Leur particularité est d’être tous construits par agglomération d’un même module très petit.
Chacun, provenant de plaques de polystyrène découpées en forme de triangle (de 8/3/2cm environ) , est emballé dans un morceau de page de vieux livre, le tout maintenu par un petit cordon de coton.
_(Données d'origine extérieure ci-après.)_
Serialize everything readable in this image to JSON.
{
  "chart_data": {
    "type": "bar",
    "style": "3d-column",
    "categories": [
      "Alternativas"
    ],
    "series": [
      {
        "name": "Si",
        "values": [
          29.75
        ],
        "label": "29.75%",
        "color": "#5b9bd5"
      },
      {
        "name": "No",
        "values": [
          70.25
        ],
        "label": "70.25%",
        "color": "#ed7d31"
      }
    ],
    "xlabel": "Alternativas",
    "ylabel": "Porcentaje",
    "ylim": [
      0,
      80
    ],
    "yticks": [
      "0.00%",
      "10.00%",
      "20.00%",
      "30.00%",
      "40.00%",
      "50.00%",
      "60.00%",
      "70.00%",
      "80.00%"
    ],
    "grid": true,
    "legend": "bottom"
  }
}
Plastiquement, l’œuvre est étonnante et charme.
Le message, lui, est ambitieux . Fonctionne-t-il ? … ( Chaque triangle enfermerait un composant sémantique indépendant, une unité d’information. « L’imbrication de ces structures dégageant une systémique forte dont les frontières physiques traduisent une confrontation insolvable entre espoirs et réalité, consommation de masse et pauvreté, rêve américain et valeurs traditionnelles asiatiques… » )
Finalement c’est bien plus l’étonnement face à la main d’ œuvre nécessaire à la production des modules que le message transporté par le module qui interpelle le spectateur ._______________________________________________________________________________________
ILIT AZOULAY. Pavillon d’Israël.Giardini
Ilit Azoulay s’est réapproprié le travail de recherche de l’historien. Elle a scanné, agrandi, découpé, superposé et transformé les photos en réalisant par photomontage de nouveaux objets de provenances différentes et en créant ainsi des liens nouveaux entre eux et une nouvelle vie.
Chaque création attire le spectateur, par ses couleurs vives, ses propositions intrigantes et surrréalistes, et charme dans le même temps par l’éclairage interne, la richesse, et l’apparente préciosité des objets.
MARLÈNE DUMAS. Palazzo Grassi.
Marlène Dumas néerlandaise, née au Cap. De prime abord son œuvre peut paraitre « pauvre » et déconcertante, mais elle se charge peu à peu, si l’on veut bien l’apprivoiser.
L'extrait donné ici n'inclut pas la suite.